I never looked into private/selfhosted search. How does such service gather data from web? What's the original source, who does scrapping and how do you update it?

  • felladrin 6 hours ago

    Glad for your review!

    About the source of the search results, both text and images, they're all from [SearXNG](https://github.com/searxng/searxng/).

    > SearXNG is a free internet metasearch engine which aggregates results from more than 70 search services. Users are neither tracked nor profiled.

    SearXNG by itself offers a full-stack platform for you to run searches privately (you can find public instances at <https://searx.space/>, and easily host yourself [via docker](https://github.com/searxng/searxng-docker)).

    About how they scrape other search engines, it's really simple: HTTP calls and parsing of HTML (for most of them).

    In MiniSearch, I don't need to save the results by myself. The scrape is done in real-time by SearXNG and passed to MiniSearch, which in turn runs a similarity search and filters out the textual results that don't seem that useful.

    But I can say the real differential of MiniSearch is that it's mobile-first. Since the beginning, it was made to run on the browsers of Chrome/Safari/Firefox Mobile, and [Wllama](https://github.com/ngxson/wllama) together with [Web-LLM](https://github.com/mlc-ai/web-llm), along with LLMs of <1B parameters, allowed it!

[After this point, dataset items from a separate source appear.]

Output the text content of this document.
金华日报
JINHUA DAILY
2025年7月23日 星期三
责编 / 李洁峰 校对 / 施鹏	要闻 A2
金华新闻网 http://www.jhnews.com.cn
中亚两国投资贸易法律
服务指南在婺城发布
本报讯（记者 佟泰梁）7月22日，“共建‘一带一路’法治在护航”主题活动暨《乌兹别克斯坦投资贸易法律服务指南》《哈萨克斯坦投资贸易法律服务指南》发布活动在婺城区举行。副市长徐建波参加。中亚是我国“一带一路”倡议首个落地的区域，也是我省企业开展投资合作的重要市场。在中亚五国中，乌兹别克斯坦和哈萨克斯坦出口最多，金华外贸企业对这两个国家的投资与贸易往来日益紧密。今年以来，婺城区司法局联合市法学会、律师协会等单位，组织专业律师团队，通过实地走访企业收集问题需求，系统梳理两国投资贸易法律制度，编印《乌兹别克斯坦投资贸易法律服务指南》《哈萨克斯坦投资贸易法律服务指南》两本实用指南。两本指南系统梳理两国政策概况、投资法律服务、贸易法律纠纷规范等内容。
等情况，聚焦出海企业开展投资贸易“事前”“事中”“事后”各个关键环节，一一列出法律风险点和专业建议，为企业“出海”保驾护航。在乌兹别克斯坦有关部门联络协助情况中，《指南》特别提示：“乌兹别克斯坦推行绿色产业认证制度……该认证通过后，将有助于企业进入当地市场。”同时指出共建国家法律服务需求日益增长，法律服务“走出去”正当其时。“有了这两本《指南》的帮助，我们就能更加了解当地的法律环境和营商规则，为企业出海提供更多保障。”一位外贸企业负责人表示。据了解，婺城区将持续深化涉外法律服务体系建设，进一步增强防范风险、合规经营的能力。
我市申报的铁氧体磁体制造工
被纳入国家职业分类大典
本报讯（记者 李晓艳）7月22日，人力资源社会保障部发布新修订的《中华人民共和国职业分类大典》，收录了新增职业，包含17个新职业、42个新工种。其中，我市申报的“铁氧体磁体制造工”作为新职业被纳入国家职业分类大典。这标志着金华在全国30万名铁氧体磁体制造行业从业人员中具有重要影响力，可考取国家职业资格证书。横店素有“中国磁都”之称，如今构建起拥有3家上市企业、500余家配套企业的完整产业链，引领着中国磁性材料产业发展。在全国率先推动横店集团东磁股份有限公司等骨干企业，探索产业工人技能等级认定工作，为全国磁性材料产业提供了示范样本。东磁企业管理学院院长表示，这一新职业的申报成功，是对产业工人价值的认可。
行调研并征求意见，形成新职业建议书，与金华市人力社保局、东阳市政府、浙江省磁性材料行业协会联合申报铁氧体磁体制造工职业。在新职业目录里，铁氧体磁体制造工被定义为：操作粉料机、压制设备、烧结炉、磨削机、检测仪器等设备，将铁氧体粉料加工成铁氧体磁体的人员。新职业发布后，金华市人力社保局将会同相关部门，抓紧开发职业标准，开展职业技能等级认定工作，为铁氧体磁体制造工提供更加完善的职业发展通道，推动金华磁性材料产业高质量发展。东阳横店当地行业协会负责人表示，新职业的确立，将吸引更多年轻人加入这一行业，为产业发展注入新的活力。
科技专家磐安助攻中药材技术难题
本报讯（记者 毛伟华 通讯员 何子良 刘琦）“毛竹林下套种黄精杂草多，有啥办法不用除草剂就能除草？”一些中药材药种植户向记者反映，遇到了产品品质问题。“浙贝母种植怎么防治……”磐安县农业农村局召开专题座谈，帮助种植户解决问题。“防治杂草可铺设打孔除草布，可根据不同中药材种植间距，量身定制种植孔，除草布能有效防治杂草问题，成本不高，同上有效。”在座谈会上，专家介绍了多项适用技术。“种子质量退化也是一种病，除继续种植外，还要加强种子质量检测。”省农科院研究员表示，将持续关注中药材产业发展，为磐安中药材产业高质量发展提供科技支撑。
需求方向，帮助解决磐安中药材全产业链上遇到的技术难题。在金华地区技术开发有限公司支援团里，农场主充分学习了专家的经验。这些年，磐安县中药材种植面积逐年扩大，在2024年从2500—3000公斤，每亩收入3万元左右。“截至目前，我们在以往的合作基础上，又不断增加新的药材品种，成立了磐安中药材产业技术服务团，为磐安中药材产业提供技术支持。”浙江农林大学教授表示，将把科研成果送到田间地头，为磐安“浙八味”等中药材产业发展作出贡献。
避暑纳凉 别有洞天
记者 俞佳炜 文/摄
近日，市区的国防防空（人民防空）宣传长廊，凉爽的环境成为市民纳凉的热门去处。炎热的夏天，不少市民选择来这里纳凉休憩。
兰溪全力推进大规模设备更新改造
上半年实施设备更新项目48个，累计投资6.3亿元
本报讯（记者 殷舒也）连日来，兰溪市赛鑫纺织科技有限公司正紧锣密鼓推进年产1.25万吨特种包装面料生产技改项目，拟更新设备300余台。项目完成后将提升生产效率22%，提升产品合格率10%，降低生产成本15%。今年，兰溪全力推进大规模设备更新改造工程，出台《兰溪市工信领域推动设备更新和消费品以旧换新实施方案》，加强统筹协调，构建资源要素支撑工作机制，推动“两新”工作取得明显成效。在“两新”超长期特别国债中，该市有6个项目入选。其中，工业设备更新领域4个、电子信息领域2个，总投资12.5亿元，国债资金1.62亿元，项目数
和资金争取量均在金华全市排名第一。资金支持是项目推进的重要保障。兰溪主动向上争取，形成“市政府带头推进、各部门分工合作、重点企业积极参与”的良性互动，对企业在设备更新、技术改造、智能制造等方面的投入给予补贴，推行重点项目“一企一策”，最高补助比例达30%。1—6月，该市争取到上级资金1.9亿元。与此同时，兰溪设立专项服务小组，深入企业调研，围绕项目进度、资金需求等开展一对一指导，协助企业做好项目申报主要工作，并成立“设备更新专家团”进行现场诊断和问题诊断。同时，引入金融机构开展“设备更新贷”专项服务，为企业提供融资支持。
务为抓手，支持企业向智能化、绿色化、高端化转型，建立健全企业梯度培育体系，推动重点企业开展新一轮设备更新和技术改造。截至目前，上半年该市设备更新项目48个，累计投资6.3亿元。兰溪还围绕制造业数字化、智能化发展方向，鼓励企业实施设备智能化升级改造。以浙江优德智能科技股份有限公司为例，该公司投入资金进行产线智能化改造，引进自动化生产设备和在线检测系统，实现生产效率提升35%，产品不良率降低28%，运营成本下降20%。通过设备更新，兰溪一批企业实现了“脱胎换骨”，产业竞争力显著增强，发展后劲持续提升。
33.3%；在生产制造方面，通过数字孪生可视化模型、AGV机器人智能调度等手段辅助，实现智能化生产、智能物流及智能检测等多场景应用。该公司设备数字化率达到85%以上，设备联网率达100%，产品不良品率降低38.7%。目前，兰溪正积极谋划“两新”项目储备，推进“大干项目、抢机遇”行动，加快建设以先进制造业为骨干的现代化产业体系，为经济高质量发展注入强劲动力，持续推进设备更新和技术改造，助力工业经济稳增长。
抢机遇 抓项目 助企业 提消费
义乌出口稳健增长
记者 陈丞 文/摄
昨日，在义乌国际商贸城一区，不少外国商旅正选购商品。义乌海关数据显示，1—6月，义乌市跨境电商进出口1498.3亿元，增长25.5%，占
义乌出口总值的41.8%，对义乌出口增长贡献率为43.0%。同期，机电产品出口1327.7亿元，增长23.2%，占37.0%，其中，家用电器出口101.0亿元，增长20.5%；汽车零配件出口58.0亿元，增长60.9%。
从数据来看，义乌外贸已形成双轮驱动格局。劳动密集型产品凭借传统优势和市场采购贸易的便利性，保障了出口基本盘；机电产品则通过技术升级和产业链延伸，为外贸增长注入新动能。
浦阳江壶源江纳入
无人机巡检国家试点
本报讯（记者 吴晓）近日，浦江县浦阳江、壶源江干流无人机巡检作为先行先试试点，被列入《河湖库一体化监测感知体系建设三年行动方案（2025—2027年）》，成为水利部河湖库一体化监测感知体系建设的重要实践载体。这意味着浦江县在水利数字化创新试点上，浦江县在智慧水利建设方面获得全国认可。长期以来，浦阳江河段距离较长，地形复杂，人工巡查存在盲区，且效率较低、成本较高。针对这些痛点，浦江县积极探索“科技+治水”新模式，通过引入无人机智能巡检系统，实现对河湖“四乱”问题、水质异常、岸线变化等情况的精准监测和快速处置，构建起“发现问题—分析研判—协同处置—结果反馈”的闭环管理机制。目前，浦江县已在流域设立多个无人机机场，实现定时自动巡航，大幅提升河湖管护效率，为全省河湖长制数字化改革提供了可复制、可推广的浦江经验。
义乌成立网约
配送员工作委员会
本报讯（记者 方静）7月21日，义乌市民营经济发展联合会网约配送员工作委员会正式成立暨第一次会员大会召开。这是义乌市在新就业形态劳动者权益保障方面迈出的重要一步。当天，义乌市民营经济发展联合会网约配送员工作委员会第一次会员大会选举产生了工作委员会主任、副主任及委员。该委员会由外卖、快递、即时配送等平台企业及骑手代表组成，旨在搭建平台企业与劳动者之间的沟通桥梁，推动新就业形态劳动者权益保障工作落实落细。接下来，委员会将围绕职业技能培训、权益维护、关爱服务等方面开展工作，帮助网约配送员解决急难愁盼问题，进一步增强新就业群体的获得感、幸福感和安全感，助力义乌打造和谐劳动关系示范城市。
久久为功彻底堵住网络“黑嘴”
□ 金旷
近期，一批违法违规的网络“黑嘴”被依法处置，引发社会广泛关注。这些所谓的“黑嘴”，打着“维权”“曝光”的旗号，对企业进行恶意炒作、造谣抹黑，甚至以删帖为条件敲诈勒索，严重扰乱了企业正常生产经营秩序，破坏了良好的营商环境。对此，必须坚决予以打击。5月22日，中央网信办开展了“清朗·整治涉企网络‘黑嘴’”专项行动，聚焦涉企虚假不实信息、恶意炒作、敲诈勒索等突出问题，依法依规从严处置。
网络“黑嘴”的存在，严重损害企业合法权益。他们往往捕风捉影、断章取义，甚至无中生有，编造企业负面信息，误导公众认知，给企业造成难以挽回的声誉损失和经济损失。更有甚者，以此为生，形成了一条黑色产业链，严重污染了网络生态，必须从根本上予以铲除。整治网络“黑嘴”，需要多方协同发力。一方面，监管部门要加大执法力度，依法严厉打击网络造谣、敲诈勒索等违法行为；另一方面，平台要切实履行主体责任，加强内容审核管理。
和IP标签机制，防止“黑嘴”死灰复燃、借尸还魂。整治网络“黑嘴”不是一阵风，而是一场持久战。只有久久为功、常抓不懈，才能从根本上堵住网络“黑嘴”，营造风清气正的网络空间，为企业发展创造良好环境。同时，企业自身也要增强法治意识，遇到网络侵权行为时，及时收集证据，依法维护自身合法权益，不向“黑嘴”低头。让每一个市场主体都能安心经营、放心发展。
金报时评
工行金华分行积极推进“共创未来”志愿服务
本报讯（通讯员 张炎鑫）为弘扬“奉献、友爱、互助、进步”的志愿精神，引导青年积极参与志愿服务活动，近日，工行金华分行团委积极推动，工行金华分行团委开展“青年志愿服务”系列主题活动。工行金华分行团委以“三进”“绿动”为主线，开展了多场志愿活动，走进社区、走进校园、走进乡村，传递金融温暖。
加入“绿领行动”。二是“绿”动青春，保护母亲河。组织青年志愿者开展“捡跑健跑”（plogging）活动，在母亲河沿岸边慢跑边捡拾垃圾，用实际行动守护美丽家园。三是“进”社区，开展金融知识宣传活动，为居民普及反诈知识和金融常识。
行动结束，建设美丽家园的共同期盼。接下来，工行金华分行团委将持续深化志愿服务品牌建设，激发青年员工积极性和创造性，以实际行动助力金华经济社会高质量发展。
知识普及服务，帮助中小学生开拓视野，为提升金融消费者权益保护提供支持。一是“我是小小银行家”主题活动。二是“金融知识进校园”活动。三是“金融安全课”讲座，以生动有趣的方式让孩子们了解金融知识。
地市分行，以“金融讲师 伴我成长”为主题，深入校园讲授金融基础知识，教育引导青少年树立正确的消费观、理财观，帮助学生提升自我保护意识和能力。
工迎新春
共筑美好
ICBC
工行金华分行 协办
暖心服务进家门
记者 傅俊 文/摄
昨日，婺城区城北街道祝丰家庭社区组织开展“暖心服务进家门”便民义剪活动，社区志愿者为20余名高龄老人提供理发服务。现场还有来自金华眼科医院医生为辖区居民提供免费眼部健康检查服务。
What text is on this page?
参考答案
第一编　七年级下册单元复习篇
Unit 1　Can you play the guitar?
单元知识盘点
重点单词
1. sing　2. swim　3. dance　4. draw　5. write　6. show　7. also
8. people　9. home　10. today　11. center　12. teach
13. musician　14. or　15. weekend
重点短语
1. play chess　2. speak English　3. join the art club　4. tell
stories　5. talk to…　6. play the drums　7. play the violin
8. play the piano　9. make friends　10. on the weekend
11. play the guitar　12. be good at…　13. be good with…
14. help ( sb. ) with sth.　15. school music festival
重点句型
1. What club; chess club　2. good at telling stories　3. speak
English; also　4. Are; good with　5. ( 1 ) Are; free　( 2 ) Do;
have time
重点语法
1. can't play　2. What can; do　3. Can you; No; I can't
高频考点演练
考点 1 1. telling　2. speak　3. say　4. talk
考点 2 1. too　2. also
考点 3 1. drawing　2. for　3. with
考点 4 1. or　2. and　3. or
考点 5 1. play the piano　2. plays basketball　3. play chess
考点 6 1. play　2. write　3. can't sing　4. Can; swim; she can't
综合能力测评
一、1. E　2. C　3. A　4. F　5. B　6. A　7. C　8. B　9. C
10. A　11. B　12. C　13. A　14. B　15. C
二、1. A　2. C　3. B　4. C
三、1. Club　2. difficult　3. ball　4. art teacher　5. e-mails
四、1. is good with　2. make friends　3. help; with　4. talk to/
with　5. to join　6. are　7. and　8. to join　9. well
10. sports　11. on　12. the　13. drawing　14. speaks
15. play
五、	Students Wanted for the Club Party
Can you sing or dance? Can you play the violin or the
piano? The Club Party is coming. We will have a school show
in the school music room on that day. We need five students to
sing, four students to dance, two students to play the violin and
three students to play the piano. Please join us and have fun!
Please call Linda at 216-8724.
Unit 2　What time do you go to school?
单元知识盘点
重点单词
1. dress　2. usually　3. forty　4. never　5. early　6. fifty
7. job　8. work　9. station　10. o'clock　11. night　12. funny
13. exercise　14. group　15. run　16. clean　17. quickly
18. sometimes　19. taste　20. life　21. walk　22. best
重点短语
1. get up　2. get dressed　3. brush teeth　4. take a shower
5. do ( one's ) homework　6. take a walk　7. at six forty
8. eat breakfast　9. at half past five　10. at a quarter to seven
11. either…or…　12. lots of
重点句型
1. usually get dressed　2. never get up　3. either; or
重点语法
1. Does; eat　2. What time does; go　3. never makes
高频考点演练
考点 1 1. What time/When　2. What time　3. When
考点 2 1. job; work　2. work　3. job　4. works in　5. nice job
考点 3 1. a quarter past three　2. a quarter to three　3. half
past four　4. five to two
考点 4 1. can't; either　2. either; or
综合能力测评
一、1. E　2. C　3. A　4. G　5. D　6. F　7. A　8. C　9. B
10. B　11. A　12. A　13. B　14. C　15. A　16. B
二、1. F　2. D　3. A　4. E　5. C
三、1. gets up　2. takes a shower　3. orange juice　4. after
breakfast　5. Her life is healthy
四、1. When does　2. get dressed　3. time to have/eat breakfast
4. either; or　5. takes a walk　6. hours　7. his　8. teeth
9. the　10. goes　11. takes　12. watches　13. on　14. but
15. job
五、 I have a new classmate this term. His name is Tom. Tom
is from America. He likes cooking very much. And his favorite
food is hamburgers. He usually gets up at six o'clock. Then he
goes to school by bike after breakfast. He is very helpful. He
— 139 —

    If you're curious, here's the HN post I made about it a year ago: https://news.ycombinator.com/item?id=37885752

    • szszrk 4 hours ago

      Thank you for such patient and rich response. I didn't realize that's how SearXNG works.

      Fully agree with you that mobile experience is the highlight of your project. It feels... not present. They way it should be - clean, intuitive and focused on results, not the tool.

      It really makes me want to add it to things I self host.